The Ebola scare has become so pervasive that a new study has found that Americans are not nearly as terrified of a virus as they used to be.
The study, which was conducted by the Public Health Research Institute at the University of Washington, found that the public is just as likely to see the spread of the disease as they are to see a pandemic.
The findings, published online today by the journal Science, also show that the country has not seen a significant increase in people’s anxiety about Ebola, the Public Policy Institute of California found.

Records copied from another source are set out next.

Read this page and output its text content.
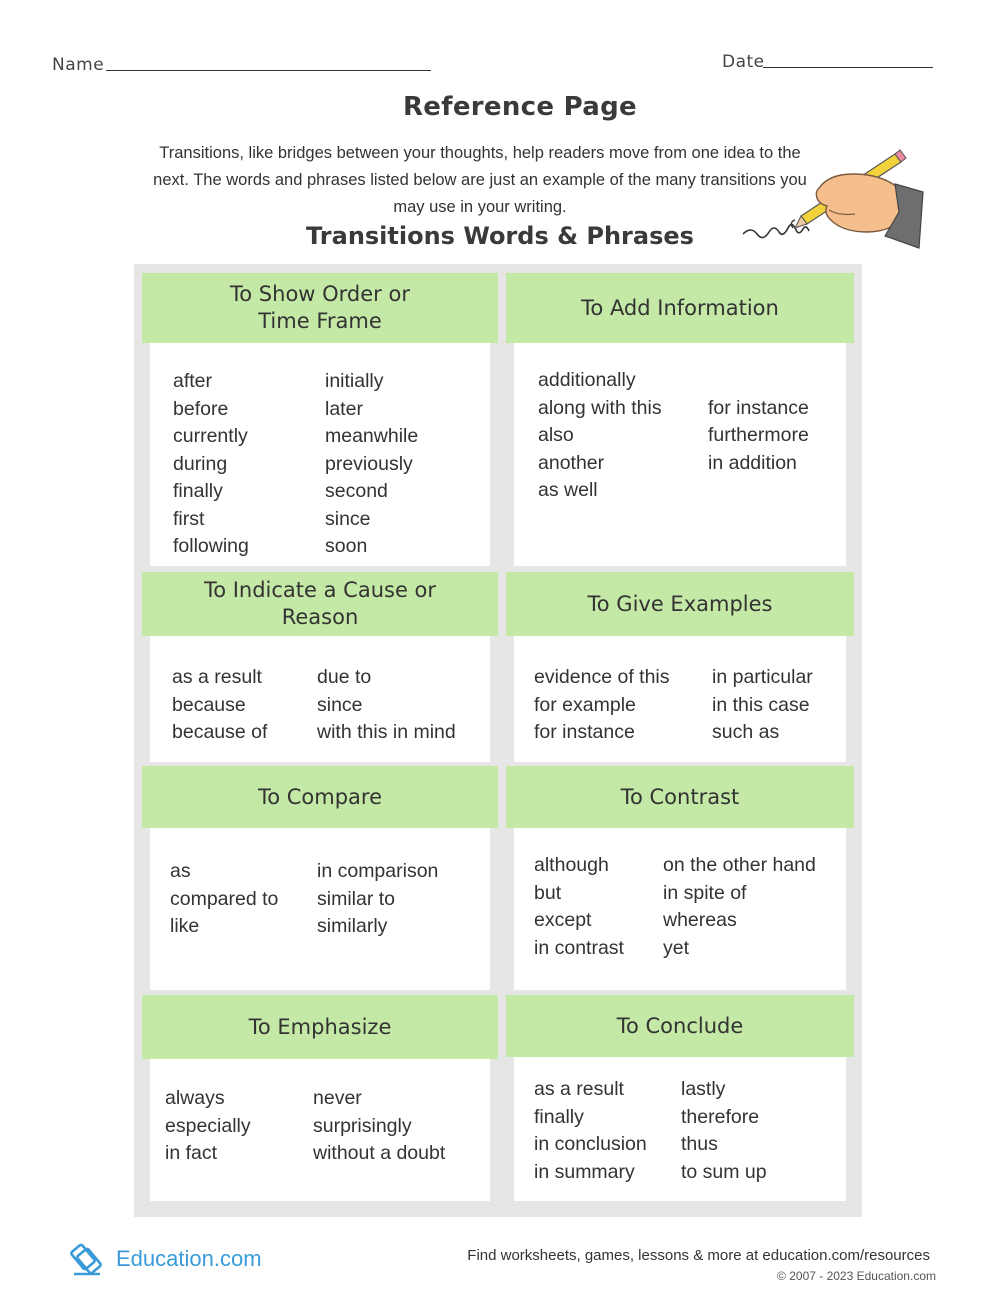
Name	Date
Reference Page

Transitions, like bridges between your thoughts, help readers move from one idea to the next. The words and phrases listed below are just an example of the many transitions you may use in your writing.

Transitions Words & Phrases
To Show Order or
Time Frame
after
before
currently
during
finally
first
following
initially
later
meanwhile
previously
second
since
soon
To Add Information
additionally
along with this
also
another
as well
for instance
furthermore
in addition
To Indicate a Cause or
Reason
as a result
because
because of
due to
since
with this in mind
To Give Examples
evidence of this
for example
for instance
in particular
in this case
such as
To Compare
as
compared to
like
in comparison
similar to
similarly
To Contrast
although
but
except
in contrast
on the other hand
in spite of
whereas
yet
To Emphasize
always
especially
in fact
never
surprisingly
without a doubt
To Conclude
as a result
finally
in conclusion
in summary
lastly
therefore
thus
to sum up
Education.com	Find worksheets, games, lessons & more at education.com/resources
© 2007 - 2023 Education.com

According to the study, published in the American Journal of Public Health, Americans are just as anxious as before the Ebola pandemic about the spread and spread of Ebola in the U.S.
The survey was conducted from January to April 2016, and the researchers asked respondents questions about their feelings about Ebola.
The answers were then weighted by their response to the same question.
The researchers said they found that respondents who answered “a lot” or “a little” to the question about Ebola had a significantly higher anxiety level.
The results show that while the public was more worried about Ebola in 2015, the number of Americans who said they were “not very concerned” or not “at all” about the virus was significantly higher in 2016.
The new study, conducted by researchers from the Public Welfare Institute of San Francisco, is the first to find that Americans’ anxiety about the pandemic is largely driven by the fact that they see Ebola as a threat.
The study also found that people who were not afraid of Ebola were significantly less likely to say that they were worried about the Ebola threat in the future.
The Public Policy institute of California concluded that Americans have become “more fearful about Ebola as Ebola has spread,” because they are worried that Ebola is going to spread to other countries.
According the researchers, this could lead to a public that has become more skeptical about Ebola’s ability to spread.
The report comes as the U, U.K. and other countries are attempting to fight the virus.
In addition to U.N. Secretary-General Antonio Guterres, several countries are also trying to curb the spread, including the U of W. and the U S.
As of the report, Americans continue to have high levels of anxiety about what the virus could mean for their country, including anxiety about contracting the virus themselves.
In the U., anxiety about pandemic spreads has spiked.
In 2015, according to a survey conducted by Pew Research, only 43% of Americans said they would be worried if Ebola infected others.
In 2016, the same poll found that 41% of respondents would be more worried if the virus spread to them.
According as the report notes, Americans’ level of worry about Ebola was higher in 2015 than it was in 2014.
That’s because, in 2015 there was an Ebola outbreak that was spreading across much of the U and U. K. While there have been outbreaks in the two countries, they have been contained to limited extent.
In contrast, this year, Americans in both countries have reported seeing more people infected with Ebola than in previous years.
This may be due to a number of factors, including a surge in people coming into contact with infected patients, the researchers wrote.
“There is no question that public concern about Ebola has increased, particularly among people who have traveled abroad or lived in communities where the virus has been present,” the authors wrote.
“But public concern has not necessarily been sufficient to slow the spread or curb the pandemics that we are seeing.”